West knew the defense had to get better, if for no other reason than pride.
“I told them statistically it was one of the worst defenses we had,” West said. “Part of that is our offense scored a lot of points, not that we’re complaining. I challenged them and said we need to be a dominant defense. Our goal is to be the best in the state in 6A.”
It wasn’t that long ago that Saraland’s defense was gashed for 258 rushing yards by Spanish Fort, 236 by Theodore, 191 by Hillcrest-Tuscaloosa, 183 by Foley and 160 by Homewood.
“Last year, we gave up a ton of yards, mostly running the football,” Thompson said. “After today, it gets me kind of excited to see what we could have.”
The Wildcats scratched out just 43 yards and five first downs in a little less than a half, including 37 yards on the ground. The Spartans’ first defense shut out Enterprise’s first offense 21-0.
West, Blackmon, Kelly and just about everyone else who was polled noticed the defense’s speed.
“Our speed stuck out today, just across the board from the D-line to the back end, and it’s even better when you’re physical on top of that,” West said. “From January through the spring, they picked up things faster. The more comfortable you are pre-snap, you’re going to play faster.”
Moving Thompson — the team’s No. 2 tackler last year — from inside linebacker to defensive end may be the most beneficial change.
“After the championship game, I had the idea to do it,” Thompson said. “We were going to do it only on certain packages but I said I would do it all the time. You take somebody with the IQ of a linebacker and put him that close to the ball, it gives you more speed on the back end and more speed on the defensive line and you get more people to the quarterback faster.”
West said Thompson’s move has made the defense better.
“Chris putting his hand on the ground is probably the most important thing the fans can’t see,” West said. “The inside linebacker has got to know what everybody is doing and Chris is a very intelligent player. Having him closer to the ball, with his speed, really stood out today.
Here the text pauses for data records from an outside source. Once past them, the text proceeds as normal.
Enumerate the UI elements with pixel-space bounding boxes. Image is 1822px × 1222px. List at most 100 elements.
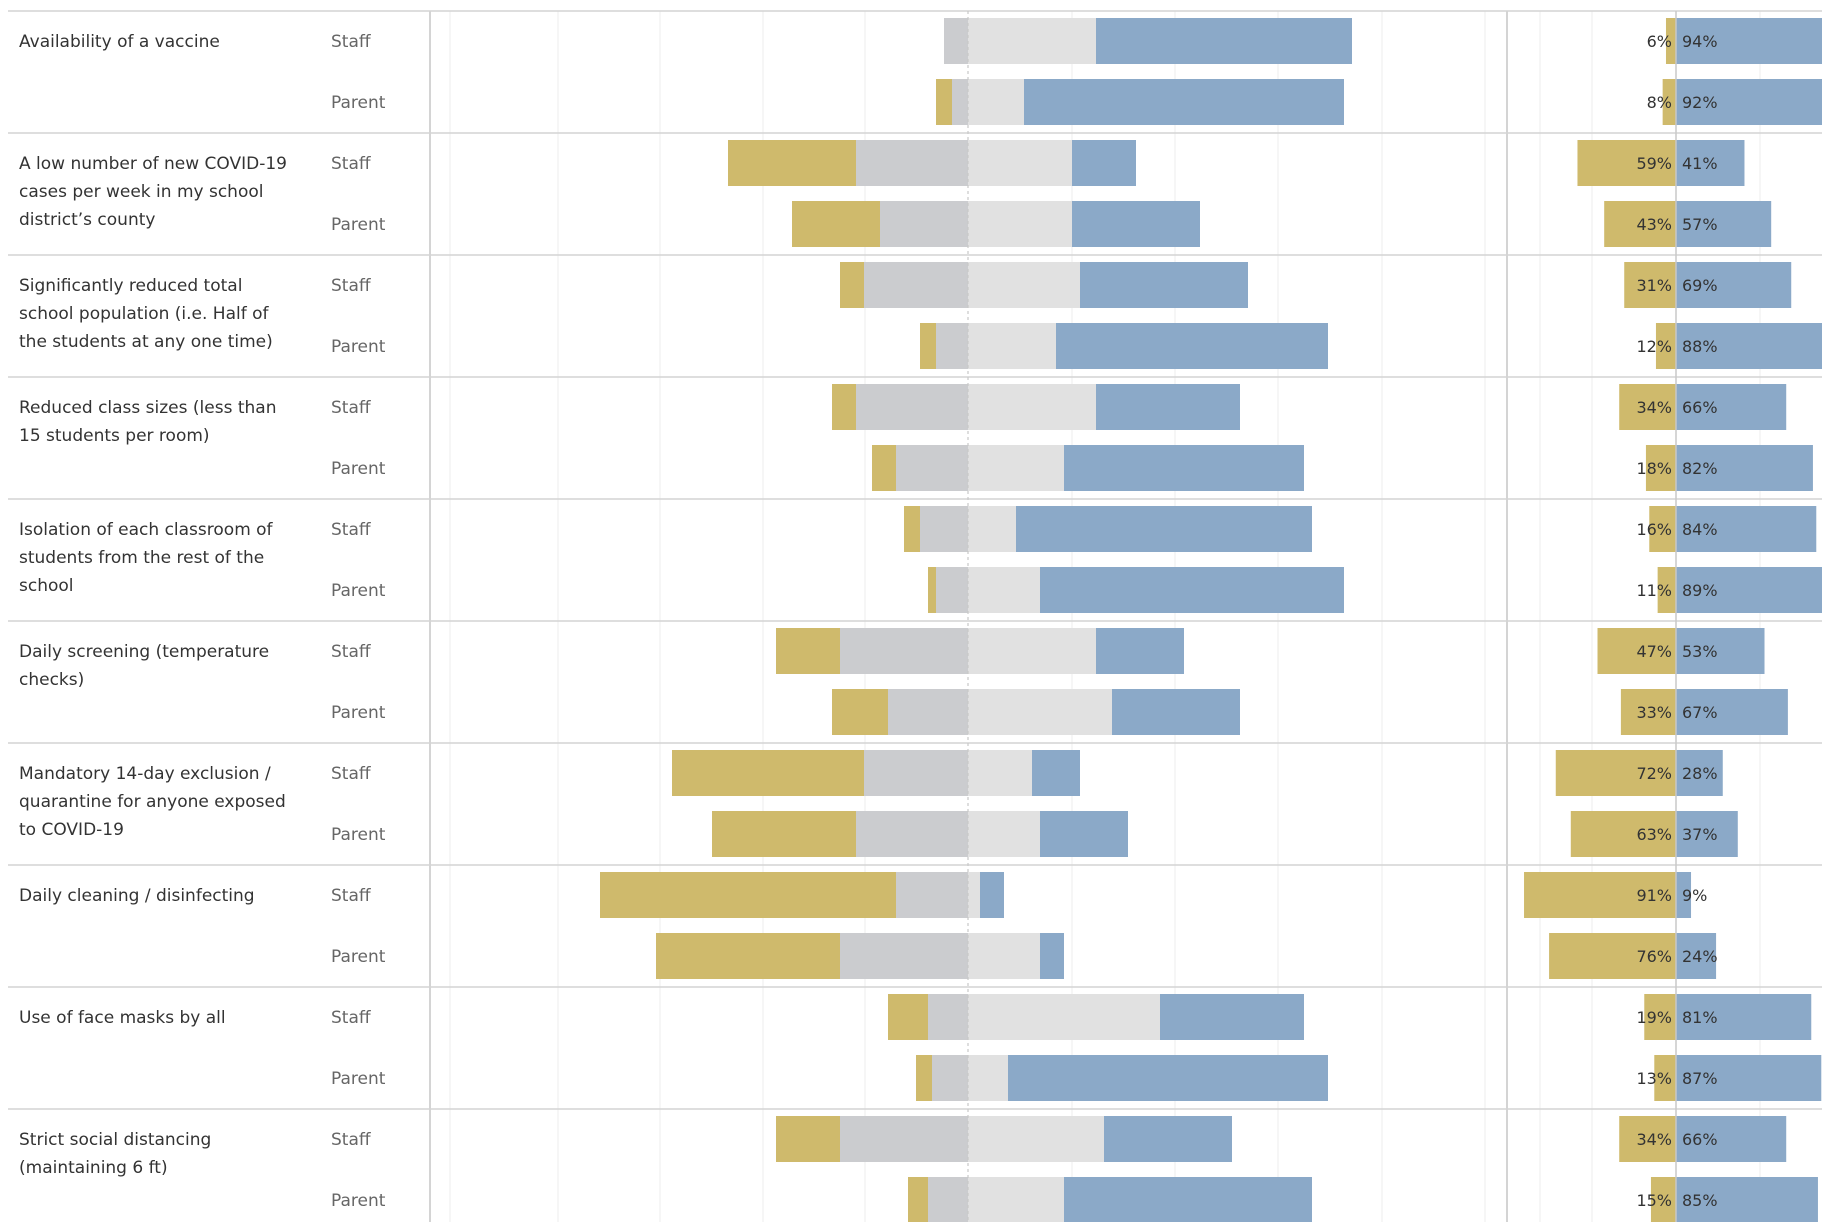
percent-bar-positive <box>1676 506 1817 552</box>
percent-label-negative: 34% <box>1636 398 1672 417</box>
percent-bar-positive <box>1676 811 1738 857</box>
category-label: A low number of new COVID-19 <box>19 154 287 174</box>
bar-segment-mild-negative <box>928 994 968 1040</box>
bar-segment-strong-negative <box>872 445 896 491</box>
group-label: Parent <box>331 215 386 235</box>
bar-segment-mild-negative <box>856 811 968 857</box>
bar-segment-mild-negative <box>932 1055 968 1101</box>
percent-bar-negative <box>1662 79 1676 125</box>
percent-bar-negative <box>1620 689 1676 735</box>
percent-label-positive: 67% <box>1682 703 1718 722</box>
category-label: (maintaining 6 ft) <box>19 1158 168 1178</box>
percent-label-negative: 59% <box>1636 154 1672 173</box>
percent-label-positive: 92% <box>1682 93 1718 112</box>
percent-bar-positive <box>1676 567 1822 613</box>
percent-label-negative: 19% <box>1636 1008 1672 1027</box>
percent-label-negative: 18% <box>1636 459 1672 478</box>
bar-segment-mild-negative <box>928 1177 968 1222</box>
percent-bar-negative <box>1650 1177 1676 1222</box>
group-label: Parent <box>331 93 386 113</box>
percent-bar-positive <box>1676 79 1822 125</box>
percent-bar-positive <box>1676 1116 1787 1162</box>
bar-segment-mild-negative <box>856 384 968 430</box>
bar-segment-mild-positive <box>968 1055 1008 1101</box>
percent-label-positive: 82% <box>1682 459 1718 478</box>
bar-segment-strong-negative <box>712 811 856 857</box>
percent-bar-positive <box>1676 445 1813 491</box>
category-label: 15 students per room) <box>19 426 210 446</box>
percent-label-positive: 87% <box>1682 1069 1718 1088</box>
axis-layer <box>429 11 1677 1222</box>
percent-bar-negative <box>1655 323 1676 369</box>
category-label: Daily screening (temperature <box>19 642 269 662</box>
bar-segment-mild-negative <box>864 262 968 308</box>
group-label: Parent <box>331 581 386 601</box>
percent-bar-negative <box>1619 384 1676 430</box>
bar-segment-strong-negative <box>832 689 888 735</box>
percent-label-positive: 81% <box>1682 1008 1718 1027</box>
bar-segment-strong-negative <box>776 1116 840 1162</box>
category-label: quarantine for anyone exposed <box>19 792 286 812</box>
percent-bar-negative <box>1624 262 1676 308</box>
category-label: district’s county <box>19 210 155 230</box>
bar-segment-mild-positive <box>968 262 1080 308</box>
category-label: school population (i.e. Half of <box>19 304 270 324</box>
bar-segment-strong-positive <box>1080 262 1248 308</box>
percent-bar-negative <box>1570 811 1676 857</box>
percent-bar-positive <box>1676 689 1788 735</box>
bar-segment-mild-positive <box>968 1177 1064 1222</box>
percent-label-positive: 41% <box>1682 154 1718 173</box>
percent-label-negative: 76% <box>1636 947 1672 966</box>
bar-segment-strong-negative <box>888 994 928 1040</box>
percent-bar-negative <box>1555 750 1676 796</box>
bar-segment-mild-negative <box>936 567 968 613</box>
bar-segment-strong-positive <box>1064 445 1304 491</box>
category-label: cases per week in my school <box>19 182 263 202</box>
group-label: Staff <box>331 520 372 540</box>
percent-label-positive: 66% <box>1682 1130 1718 1149</box>
percent-label-negative: 13% <box>1636 1069 1672 1088</box>
percent-bar-negative <box>1619 1116 1676 1162</box>
category-label: Use of face masks by all <box>19 1008 226 1028</box>
group-label: Parent <box>331 1191 386 1211</box>
bar-segment-mild-negative <box>936 323 968 369</box>
percent-bar-positive <box>1676 994 1812 1040</box>
bar-segment-mild-positive <box>968 750 1032 796</box>
bar-segment-mild-negative <box>920 506 968 552</box>
bar-segment-strong-negative <box>672 750 864 796</box>
percent-bar-positive <box>1676 323 1822 369</box>
percent-bars-layer <box>1524 18 1822 1222</box>
category-label: the students at any one time) <box>19 332 273 352</box>
bar-segment-strong-positive <box>1160 994 1304 1040</box>
group-label: Parent <box>331 703 386 723</box>
bar-segment-strong-positive <box>1024 79 1344 125</box>
bar-segment-mild-negative <box>840 1116 968 1162</box>
percent-bar-negative <box>1657 567 1676 613</box>
bar-segment-strong-positive <box>1016 506 1312 552</box>
bar-segment-mild-positive <box>968 384 1096 430</box>
bar-segment-mild-positive <box>968 811 1040 857</box>
bar-segment-strong-negative <box>908 1177 928 1222</box>
category-label: checks) <box>19 670 84 690</box>
category-label: Strict social distancing <box>19 1130 211 1150</box>
percent-bar-negative <box>1665 18 1676 64</box>
percent-label-negative: 12% <box>1636 337 1672 356</box>
bar-segment-strong-negative <box>792 201 880 247</box>
percent-label-negative: 91% <box>1636 886 1672 905</box>
bar-segment-mild-negative <box>864 750 968 796</box>
bar-segment-strong-positive <box>1096 384 1240 430</box>
percent-label-positive: 57% <box>1682 215 1718 234</box>
percent-bar-negative <box>1604 201 1676 247</box>
percent-bar-negative <box>1524 872 1676 918</box>
percent-bar-positive <box>1676 384 1787 430</box>
percent-label-positive: 53% <box>1682 642 1718 661</box>
percent-label-negative: 15% <box>1636 1191 1672 1210</box>
category-label: Mandatory 14-day exclusion / <box>19 764 271 784</box>
bar-segment-strong-positive <box>1056 323 1328 369</box>
category-label: Availability of a vaccine <box>19 32 220 52</box>
bar-segment-strong-negative <box>840 262 864 308</box>
bar-segment-mild-positive <box>968 689 1112 735</box>
bar-segment-mild-negative <box>952 79 968 125</box>
percent-bar-negative <box>1654 1055 1676 1101</box>
bar-segment-strong-negative <box>600 872 896 918</box>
It will make us a lot better defense.”
Laffitte was also moved to outside linebacker and Delvon Gulley moved to cornerback, switches Kelly said the players embraced.
“We had a successful year, obviously, but then we wanted to go back and blow it up and start from square one,” Kelly said.
Once reassembled, those pieces seem to fit just fine and might keep the main route on the Blue Map stopping at Spartan Drive.